Durante as festividades do Dia dos Mortos, no México - o nosso Dia de Finados -, um grupo de visitantes mexicanos e estrangeiros deixa uma casa humilde, no coração da região do lago Michoacán, com uma certeza: Mama Coco, a protagonista do famoso filme de animação da Pixar Viva - A Vida é Uma Festa, morava aqui. “É que é muito parecido! Quando você olha o nariz do desenho e o dela, o formato do rosto e do cabelo, ou a cadeira de rodas, é coincidência demais”, exclama Paula Colmenero, espanhola de 52 anos que veio acompanhada de seu marido e duas filhas.

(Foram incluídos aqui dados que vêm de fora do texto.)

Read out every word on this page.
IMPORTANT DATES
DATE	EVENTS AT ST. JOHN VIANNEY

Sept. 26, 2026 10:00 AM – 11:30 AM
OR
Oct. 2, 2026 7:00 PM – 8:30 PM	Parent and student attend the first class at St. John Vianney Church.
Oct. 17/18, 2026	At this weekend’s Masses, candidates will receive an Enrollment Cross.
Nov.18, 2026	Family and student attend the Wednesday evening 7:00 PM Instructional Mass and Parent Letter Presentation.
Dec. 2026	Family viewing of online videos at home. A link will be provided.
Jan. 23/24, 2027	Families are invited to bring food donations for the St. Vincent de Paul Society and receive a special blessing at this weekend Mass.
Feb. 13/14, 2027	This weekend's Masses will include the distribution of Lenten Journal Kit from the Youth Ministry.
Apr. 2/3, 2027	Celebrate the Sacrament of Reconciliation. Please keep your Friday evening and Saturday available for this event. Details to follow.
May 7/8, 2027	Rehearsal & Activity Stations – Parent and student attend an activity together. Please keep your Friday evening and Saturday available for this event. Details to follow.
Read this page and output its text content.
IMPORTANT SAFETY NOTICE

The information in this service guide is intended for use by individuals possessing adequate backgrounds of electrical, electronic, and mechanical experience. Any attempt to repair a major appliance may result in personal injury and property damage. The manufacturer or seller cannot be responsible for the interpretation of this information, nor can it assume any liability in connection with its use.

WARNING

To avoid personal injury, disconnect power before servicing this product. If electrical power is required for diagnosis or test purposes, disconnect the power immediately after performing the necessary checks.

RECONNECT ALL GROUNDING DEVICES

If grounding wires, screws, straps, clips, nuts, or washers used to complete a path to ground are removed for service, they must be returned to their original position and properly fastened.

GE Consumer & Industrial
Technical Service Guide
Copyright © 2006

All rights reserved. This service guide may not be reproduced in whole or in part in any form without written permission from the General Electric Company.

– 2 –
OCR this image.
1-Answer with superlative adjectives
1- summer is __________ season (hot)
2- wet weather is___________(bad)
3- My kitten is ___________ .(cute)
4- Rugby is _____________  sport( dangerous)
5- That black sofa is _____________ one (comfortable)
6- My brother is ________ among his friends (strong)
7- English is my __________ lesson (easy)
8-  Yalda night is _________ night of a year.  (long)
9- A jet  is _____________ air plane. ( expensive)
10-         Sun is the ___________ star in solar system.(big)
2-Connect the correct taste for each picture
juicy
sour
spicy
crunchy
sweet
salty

A doce velhinha que protagonizou o filme vencedor do Oscar de melhor filme de animação em 2017, foi uma personagem fictícia criada com a sofisticada tecnologia do famoso estúdio americano. Mas aquele sorriso bem-humorado, olhos semicerrados e longas tranças de cabelos brancos são os mesmos traços que caracterizaram María Salud Ramírez, matriarca de uma família de artesãos que morreu em 16 de outubro, aos 109 anos.
Rindo, Mama Salud - como era conhecida em Santa Fé de la Laguna - era uma mulher “independente e falante”, pertencente à etnia indígena Purépecha, que vinha sempre que podia à praça da cidade. Lá ela comprava mojarra fresca, seu peixe favorito, e sentava na calçada curtindo o ambiente, lembra Patricia Pérez, uma de suas netas. Numa dessas tardes, moradores da cidade foram contar a Patrícia que “alguns turistas estavam tirando fotos” de sua avó. Naquela época não passava de uma simples anedota.
A foto no altar
Mais de um ano depois, a surpresa chegou: a estreia de Viva - A Vida é Uma Festa, a homenagem cinematográfica que a Pixar prestou à tradicional celebração mexicana do Dia dos Mortos, deu sentido à presença daqueles estrangeiros que tanto fotografaram sua avó. “Eles foram baseados nela, na imagem dela”, diz Patricia, convencida.
A Pixar sempre rejeitou esta versão, alegando que o personagem Mama Coco não foi baseado em nenhum indivíduo e surgiu “exclusivamente” da imaginação de seus criadores. Embora a neta não queira mais “se envolver nessa polêmica”, desde a estreia do filme, arte e vida mantêm um jogo inesgotável de espelhos que transformou a rotina da família Ramírez.
A Mama Salud tornou-se, talvez para sempre, Mama Coco, enquanto os seus filhos, netos e bisnetos assumiram a sua casa como local de peregrinação de dezenas de turistas que vêm todos os anos prestar homenagem à velha com carinho e gratidão. A casa serve também como loja de apetrechos alusivos ao personagem, desde camisetas, copos, cofrinhos, chaveiros e ímãs, entre outras lembranças simples, vendidas a preços entre 1,50 e 20 dólares.
A espanhola Colmenero comemora que a família tira algum proveito da fama da matriarca, pois garante que “é muito claro que a copiaram”.
Assim como nas últimas cenas do filme, este ano a Mama Coco só está presente nas fotografias que a família colocou na sua cadeira de rodas e, sobretudo, no altar que preparou para receber o seu espírito, como manda o costume do Dia dos Mortos. Decorada com buquês e pétalas de flores, além de inúmeras velas, a oferta consiste em sua refeição ideal: panela com feijão, atole branco (bebida típica), pratos de peixe, tortilhas e uma Pepsi, sua bebida favorita.
“Vamos colocar peixinho (...) e pimentões assados, porque ela gostava de assar os pimentões”, acrescenta Leticia Pérez Hernández, outra neta de 49 anos, assim que ela acomoda seus pertences.
“Ele sempre quis receber as pessoas”
Para Patricia, 38 anos, manter as portas de casa abertas após a morte de Mama Coco é a melhor forma de cumprir sua vontade. “Ela sempre quis receber as pessoas, estava sempre feliz. Por isso decidimos reabrir as portas para que as pessoas continuem a visitá-la, porque era isso que ela sempre quis”, conta a neta.
Taehyun Kim, um turista sul-coreano de 36 anos, acredita que a decisão da família é a correta. “Eu queria vir para o México, tive que vir, então deixei meu emprego e minha esposa para ver Mama Coco”, disse ele à AFP. Para os mexicanos, que são a maior parte dos visitantes, a famosa avó é uma nova fonte de orgulho nacional. “Obrigada, Mama Coco, por representar com dignidade nossa cultura”, escreveu Beatriz Gutiérrez Campos, turista local, no caderno improvisado dos visitantes montado na casa.